Sitting on a sofa in his office in San Francisco, Dr. James Canton is pondering the future. Specifically, he's mulling the technologies he believes will drastically alter the business landscape over the next half-decade. Suddenly, midthought, Canton comes out with a startling statement. ''The CFO of the 21st century,'' he says, ''needs to understand technology better than the CIO of the 20th century.''
That's a sobering prediction, particularly coming from Canton. This is not some pie-in-the-sky crackpot. Canton is president of the highly regarded think tank, the Institute for Global Futures. Moreover, he was a White House advisor on science and technology, as well as a consultant to a raft of Fortune 1000 companies. In short, when it comes to business technology, Canton has a pretty good idea of what's what.
And frankly, what Canton foresees is a little unsettling. Innovative technologies, he says, will be cropping up at an almost overwhelming pace. ''There has been more technology innovation in the past 50 years than in the previous 5,000.'' That's a lot for any finance manager to contend with.
It won't get any easier, either. According to Canton, computers, networks, biotechnology, and nanotechnology will be the power tools of the new millennium. Each development feeds another. ''Technology is causing a rapid design of new products, business models, and markets,'' he says, ''with all eyes on the needs of the emerging customer.''
Ironically, while whiz-bang products will arrive at a regular clip, few of the underlying technologies will be overnight successes. At Xerox's Palo Alto Research Center, Nick Sheridon is working on electronic paper. Although he spent the 1980s focused on other projects, he began the paper chase back in the 1970s.
But for CFOs, the quest -- and the question -- is more immediate. Which leading-edge technologies should a company adopt; which can be ignored?
Unfortunately, emerging technology comes with no guarantee. The good news is that common standards and vendor collaboration are becoming more widespread, so it will be harder to misstep than back in the days of proprietary solutions. The bad news: Innovation does not come cheap. According to the London-based Computer Business Review, companies will have to spend 40 percent of their operating budgets on IT just to keep up with competitors. To stay ahead of the pack, the figure rises to about 60 percent.
That puts the CFO squarely in the hot seat. CEOs may be dazzled, but few projects will get off the ground without the CFO's imprimatur. Innovation, it seems, still needs a little tire- kicking. ''Companies shouldn't be overwhelmed by the hype of emerging technology,'' says Les Hales, director of Gartner Group in Hong Kong. ''This is still 80 percent a business issue.''
Which brings us back to Canton's prediction about the 21st century CFO. If he's right, finance managers have some catching up to do. Toward that, we interviewed scientists, gurus, and industry prognosticators. We asked: What technologies will change the way companies do business over the next five years? We purposely limited the time frame. We weren't looking for science fiction here, but rather, real innovations that will have a real impact on real corporations.
Here then are 10 technologies the experts say every CFO should know about. We've listed the choices according to the estimated time of wholesale business deployment -- from sooner to latest.
1. Body Heat
Biometric security ETA: 1.5 years
Bandied about for some time, biometric technology is becoming a reality. Biometrics enables a computer to confirm an individual's identity based on a stable physical trait, such as face, fingerprint, or iris. Once a device like a Webcam or a fingerprint pad captures an image for measurement of the appropriate body part, a software algorithm converts it to a digital code.

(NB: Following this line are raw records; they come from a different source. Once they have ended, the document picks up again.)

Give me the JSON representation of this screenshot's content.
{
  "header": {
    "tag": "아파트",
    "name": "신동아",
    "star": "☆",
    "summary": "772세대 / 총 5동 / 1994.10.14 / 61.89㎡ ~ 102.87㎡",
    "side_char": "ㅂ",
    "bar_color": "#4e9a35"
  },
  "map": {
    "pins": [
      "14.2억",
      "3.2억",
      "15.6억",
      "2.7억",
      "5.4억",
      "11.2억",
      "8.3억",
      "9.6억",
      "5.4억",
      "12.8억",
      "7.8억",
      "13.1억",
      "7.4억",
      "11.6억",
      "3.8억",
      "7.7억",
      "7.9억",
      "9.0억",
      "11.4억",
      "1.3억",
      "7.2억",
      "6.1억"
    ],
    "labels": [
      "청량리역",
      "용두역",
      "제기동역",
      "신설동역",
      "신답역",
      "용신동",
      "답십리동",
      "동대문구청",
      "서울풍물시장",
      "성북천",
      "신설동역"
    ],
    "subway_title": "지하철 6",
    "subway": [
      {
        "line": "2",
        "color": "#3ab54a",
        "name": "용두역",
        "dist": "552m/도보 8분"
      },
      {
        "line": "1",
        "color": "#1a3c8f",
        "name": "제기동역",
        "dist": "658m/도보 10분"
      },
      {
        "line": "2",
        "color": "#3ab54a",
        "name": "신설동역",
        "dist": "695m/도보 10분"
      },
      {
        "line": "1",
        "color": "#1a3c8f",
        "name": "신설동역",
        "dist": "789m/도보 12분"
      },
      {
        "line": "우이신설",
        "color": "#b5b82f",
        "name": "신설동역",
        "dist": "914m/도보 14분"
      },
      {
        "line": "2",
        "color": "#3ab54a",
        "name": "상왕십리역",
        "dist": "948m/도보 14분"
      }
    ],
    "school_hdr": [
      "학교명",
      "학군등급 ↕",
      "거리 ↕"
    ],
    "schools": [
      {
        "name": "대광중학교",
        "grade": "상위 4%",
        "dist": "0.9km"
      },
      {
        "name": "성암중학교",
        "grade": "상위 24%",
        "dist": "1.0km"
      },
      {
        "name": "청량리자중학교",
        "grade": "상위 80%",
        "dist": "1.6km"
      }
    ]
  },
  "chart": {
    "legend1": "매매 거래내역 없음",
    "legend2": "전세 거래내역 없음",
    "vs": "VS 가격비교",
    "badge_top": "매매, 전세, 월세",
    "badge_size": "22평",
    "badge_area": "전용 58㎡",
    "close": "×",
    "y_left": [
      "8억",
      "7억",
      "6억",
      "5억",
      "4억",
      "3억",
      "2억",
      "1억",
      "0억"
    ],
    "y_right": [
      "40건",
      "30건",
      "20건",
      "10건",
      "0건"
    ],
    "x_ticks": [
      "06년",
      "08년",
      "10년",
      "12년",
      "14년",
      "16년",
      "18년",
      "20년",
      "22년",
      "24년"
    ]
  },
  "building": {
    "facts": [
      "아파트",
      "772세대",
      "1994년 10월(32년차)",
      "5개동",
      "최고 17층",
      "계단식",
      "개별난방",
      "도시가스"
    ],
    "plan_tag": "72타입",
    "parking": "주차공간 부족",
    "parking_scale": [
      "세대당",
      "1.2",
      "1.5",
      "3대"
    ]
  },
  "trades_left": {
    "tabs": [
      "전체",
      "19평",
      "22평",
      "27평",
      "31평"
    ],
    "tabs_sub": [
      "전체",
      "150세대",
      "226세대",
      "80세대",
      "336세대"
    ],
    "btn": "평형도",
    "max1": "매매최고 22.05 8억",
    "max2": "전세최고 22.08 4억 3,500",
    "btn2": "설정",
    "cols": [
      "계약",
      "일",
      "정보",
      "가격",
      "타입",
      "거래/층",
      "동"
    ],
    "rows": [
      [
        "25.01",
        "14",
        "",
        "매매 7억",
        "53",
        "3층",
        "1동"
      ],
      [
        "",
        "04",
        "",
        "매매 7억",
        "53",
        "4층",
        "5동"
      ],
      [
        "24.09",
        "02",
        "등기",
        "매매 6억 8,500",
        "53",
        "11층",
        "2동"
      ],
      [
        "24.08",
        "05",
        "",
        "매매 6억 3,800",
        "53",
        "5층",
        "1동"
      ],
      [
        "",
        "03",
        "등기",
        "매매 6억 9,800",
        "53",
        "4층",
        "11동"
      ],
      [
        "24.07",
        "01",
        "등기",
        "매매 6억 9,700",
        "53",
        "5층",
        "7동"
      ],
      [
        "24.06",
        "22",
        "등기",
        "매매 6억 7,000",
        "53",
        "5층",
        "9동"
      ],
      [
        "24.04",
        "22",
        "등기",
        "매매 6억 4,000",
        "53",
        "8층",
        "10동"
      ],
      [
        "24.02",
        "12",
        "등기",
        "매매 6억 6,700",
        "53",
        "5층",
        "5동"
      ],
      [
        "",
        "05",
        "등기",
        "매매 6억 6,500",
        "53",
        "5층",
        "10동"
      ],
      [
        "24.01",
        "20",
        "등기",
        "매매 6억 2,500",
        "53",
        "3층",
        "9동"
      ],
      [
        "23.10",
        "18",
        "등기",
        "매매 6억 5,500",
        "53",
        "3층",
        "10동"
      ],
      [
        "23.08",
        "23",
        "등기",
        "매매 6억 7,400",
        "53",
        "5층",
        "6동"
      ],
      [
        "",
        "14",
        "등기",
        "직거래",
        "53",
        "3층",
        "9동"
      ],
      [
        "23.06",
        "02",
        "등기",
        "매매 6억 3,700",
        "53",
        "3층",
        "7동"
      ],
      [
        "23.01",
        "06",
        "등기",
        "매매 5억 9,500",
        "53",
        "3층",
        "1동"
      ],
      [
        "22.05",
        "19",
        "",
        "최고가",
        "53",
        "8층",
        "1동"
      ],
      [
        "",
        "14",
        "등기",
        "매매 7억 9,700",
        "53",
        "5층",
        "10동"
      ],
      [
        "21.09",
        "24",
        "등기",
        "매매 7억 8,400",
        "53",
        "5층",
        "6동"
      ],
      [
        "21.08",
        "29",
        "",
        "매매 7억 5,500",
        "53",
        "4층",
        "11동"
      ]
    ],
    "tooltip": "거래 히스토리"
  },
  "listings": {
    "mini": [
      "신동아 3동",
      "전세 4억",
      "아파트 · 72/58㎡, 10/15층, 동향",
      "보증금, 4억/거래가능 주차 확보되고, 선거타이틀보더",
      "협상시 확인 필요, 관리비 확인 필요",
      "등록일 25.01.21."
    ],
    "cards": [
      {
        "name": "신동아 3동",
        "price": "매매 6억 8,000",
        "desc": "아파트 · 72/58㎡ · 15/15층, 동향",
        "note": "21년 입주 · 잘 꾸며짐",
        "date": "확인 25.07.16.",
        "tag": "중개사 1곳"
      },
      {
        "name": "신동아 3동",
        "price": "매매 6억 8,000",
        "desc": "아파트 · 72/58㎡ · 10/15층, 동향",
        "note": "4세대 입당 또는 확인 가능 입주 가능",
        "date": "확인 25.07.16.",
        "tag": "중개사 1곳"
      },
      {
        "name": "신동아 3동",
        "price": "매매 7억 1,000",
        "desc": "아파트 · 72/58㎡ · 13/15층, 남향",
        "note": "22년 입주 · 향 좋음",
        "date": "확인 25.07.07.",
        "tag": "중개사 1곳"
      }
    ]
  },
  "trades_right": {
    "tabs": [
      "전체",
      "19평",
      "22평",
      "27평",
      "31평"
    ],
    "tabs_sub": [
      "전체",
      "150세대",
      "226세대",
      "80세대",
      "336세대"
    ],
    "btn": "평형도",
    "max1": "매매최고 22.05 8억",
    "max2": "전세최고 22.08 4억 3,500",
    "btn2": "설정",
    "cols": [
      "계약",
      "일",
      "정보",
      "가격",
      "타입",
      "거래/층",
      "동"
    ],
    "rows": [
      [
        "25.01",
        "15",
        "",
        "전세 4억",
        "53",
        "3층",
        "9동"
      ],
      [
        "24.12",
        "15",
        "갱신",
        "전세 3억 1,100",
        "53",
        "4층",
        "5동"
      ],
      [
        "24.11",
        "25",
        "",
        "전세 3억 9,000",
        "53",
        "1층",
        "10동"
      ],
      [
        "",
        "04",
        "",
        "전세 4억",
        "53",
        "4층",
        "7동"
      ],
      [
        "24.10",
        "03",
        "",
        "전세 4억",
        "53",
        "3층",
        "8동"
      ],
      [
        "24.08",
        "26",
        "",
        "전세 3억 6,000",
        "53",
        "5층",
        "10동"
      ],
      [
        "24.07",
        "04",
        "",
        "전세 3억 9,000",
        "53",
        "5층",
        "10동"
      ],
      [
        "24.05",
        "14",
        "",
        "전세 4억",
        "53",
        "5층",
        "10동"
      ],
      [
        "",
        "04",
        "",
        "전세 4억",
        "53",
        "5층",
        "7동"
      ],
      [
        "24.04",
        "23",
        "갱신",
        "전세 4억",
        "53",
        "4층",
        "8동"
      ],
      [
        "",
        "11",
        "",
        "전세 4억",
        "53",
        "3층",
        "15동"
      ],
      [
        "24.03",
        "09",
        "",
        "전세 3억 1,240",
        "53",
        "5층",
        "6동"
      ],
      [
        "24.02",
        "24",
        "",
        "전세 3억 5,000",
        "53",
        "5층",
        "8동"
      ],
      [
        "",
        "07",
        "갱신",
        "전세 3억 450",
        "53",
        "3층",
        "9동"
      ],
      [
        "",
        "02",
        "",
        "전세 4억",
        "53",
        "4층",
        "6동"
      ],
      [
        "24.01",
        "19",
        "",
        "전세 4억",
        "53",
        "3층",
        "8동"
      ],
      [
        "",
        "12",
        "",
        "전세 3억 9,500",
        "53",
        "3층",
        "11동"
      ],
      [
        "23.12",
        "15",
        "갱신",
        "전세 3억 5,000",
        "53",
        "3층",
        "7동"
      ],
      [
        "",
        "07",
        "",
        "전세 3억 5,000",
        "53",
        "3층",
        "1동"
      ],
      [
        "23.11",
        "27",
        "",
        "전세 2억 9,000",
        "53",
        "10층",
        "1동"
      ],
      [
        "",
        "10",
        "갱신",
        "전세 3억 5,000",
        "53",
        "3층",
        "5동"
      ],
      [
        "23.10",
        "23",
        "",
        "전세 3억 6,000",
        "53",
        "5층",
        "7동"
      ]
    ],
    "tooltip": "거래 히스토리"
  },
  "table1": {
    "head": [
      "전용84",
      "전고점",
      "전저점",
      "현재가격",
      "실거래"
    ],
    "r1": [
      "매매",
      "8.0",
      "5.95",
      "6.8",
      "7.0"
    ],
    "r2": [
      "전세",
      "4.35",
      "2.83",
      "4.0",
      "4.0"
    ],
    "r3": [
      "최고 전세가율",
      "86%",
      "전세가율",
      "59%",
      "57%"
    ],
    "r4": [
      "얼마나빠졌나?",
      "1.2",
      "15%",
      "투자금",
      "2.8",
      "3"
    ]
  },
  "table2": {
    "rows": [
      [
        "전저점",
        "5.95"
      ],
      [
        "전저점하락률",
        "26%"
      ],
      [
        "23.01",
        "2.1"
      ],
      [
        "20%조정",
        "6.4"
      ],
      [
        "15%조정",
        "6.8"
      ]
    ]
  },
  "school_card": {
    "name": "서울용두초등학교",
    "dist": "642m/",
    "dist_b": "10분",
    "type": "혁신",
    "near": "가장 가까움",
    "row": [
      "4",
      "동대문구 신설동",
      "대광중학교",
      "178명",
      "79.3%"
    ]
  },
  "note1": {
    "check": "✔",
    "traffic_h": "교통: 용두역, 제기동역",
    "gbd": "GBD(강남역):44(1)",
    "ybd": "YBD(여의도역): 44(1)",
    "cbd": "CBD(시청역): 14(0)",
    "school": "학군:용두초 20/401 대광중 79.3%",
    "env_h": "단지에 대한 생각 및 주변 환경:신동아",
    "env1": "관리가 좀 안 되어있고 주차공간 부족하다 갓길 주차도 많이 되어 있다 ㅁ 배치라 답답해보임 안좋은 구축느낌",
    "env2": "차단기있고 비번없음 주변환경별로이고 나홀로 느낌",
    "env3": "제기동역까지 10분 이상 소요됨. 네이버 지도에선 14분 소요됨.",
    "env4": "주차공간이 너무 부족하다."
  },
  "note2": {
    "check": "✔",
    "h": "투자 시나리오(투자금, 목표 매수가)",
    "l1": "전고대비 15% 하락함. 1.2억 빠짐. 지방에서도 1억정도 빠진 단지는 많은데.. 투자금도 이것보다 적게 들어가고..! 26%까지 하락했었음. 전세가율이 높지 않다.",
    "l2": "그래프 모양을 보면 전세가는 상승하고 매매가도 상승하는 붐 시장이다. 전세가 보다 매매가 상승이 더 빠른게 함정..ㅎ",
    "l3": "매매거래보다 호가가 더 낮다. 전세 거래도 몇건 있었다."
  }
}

At its simplest, biometrics should make computer networks more secure -- and will reduce the theft of information and capital assets. Beyond that, scientists believe the technology -- which combines security with convenience -- will ease consumer fears about purchasing over the Net. Says Dr. Joseph Atick, CEO of Jersey City, New Jersey-based Visionics Corp., a specialist in face recognition technology: ''There is nothing to remember and nothing to leave home without.''
Fingerprint verification may be less sexy, but it has plenty of support. Santa Clara, California-based Veridicom Inc., for instance, was set up to create commercial applications for the biometric advances made at Lucent/Bell Labs in Murray Hill, New Jersey. And last November, Japan's NEC started fitting desktop PCs with fingerprint readers. A user can't log onto the computers without fingerprint verification.
Some companies have already embraced biometrics. San Francisco-based InnoVentry Corp., a subsidiary of US bank Wells Fargo, uses Visionics' FaceIT technology. The system enables InnoVentry to offer ATM-based financial services to customers who normally would be considered bad credit risks.
2. Smart Money
Cashless consumerism, smartcards ETA: 2 years
We know -- financial institutions have been pushing smartcards for years. A smartcard looks like any other plastic card, with one major difference: Embedded in the plastic is a microprocessor capable of carrying out a range of security processes and holding information relevant to the card holder. Unlike conventional magnetic-stripe cards, a smartcard can verify PINs entered by the card holder and securely authenticate itself to payment terminals, without reference to a computer network.